Abstract

This paper intends to assess the impact of microcredit on housing and food security in Nepal. The multivariate techniques used to achieve the objectives of the study. The study uses Nepal Living Standard Survey2011 data, which covers 5,988 households. Considering the endogeneity in the microcredit participation of household, the study uses instrumental variable technique (IV method) for assessing the impact of microcredit on housing and food security After the adjustment of the endogeneity, distance of bank, distance of cooperative from household and holding of land size of household as the instruments, eligible household reduced 475 household from 779 total households of intervention group and similarly 2,953 households from 5,209 total households of control group. CMP (conditional mixed process) estimator used to give flexibility in terms of combining continuous and binary variables together in the same model.
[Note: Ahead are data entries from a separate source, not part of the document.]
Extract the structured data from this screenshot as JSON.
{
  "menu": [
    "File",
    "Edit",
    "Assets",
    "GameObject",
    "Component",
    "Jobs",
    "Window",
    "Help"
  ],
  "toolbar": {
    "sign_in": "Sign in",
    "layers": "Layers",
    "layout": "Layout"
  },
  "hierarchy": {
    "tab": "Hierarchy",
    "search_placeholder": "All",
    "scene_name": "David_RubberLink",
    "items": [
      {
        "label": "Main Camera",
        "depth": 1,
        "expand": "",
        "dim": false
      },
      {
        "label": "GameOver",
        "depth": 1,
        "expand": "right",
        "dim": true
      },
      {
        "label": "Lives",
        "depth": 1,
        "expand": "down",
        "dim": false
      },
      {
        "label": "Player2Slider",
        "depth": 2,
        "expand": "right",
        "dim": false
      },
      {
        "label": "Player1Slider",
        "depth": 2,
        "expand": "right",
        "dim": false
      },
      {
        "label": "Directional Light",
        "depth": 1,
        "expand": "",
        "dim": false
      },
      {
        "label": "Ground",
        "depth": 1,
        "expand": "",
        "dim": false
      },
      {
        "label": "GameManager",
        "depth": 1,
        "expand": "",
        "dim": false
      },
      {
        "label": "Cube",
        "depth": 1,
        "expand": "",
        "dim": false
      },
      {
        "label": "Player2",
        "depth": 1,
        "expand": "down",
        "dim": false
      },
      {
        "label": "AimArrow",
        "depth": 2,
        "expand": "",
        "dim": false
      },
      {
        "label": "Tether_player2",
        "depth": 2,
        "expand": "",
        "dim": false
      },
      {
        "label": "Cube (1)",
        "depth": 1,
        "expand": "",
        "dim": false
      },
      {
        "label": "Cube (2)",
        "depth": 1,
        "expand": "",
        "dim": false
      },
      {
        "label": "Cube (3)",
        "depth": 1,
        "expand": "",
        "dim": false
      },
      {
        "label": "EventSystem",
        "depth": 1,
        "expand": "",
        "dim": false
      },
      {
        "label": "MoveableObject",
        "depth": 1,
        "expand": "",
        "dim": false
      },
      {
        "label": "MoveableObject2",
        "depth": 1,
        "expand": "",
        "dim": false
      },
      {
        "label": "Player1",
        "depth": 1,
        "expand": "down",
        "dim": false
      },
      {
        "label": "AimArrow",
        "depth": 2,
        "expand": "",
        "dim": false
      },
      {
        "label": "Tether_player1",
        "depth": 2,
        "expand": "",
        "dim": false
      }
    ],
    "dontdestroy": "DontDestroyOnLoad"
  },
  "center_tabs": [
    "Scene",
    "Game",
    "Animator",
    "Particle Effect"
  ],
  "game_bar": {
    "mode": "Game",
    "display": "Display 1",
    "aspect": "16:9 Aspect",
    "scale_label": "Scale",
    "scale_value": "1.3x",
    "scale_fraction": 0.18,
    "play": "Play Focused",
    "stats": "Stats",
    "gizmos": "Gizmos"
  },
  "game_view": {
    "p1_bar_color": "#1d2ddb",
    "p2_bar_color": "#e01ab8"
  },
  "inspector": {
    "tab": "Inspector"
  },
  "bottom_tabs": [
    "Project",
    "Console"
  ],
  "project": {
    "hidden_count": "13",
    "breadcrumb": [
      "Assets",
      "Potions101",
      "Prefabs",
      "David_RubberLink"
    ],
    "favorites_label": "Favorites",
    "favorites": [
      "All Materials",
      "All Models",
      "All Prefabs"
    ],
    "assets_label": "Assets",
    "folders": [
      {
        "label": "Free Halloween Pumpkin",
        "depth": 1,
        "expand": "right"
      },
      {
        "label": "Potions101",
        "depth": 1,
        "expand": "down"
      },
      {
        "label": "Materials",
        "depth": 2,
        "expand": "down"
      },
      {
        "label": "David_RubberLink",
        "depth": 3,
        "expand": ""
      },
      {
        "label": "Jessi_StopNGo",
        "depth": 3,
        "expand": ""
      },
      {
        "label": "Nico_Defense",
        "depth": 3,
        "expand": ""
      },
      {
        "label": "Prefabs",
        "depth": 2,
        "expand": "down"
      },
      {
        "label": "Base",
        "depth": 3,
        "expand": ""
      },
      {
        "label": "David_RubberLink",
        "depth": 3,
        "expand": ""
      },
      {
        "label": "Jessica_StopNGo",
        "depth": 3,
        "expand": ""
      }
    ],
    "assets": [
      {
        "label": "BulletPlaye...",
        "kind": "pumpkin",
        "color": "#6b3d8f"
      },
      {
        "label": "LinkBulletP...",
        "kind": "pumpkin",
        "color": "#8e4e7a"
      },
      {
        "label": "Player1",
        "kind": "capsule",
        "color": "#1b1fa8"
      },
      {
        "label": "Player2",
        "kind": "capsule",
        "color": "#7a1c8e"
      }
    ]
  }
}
Multivariate analysis indicates that it has positive and significant relationship on housing and food security (construction material, ownership status, sources of electricity, structural condition, sources of drinking, maintenance of house, consumption of cereals, consumption of veg, consumption of milk, consumption of egg, consumption of meat, food diversity) on intervention group than the control group. The results and findings of this study and review of the literatures in the paper provided a wide range of evidence that microcredit programs can increase incomes and lift families out of poverty. Microcredit would be a viable and potentially sustainable tool to reduce poverty level in Nepal.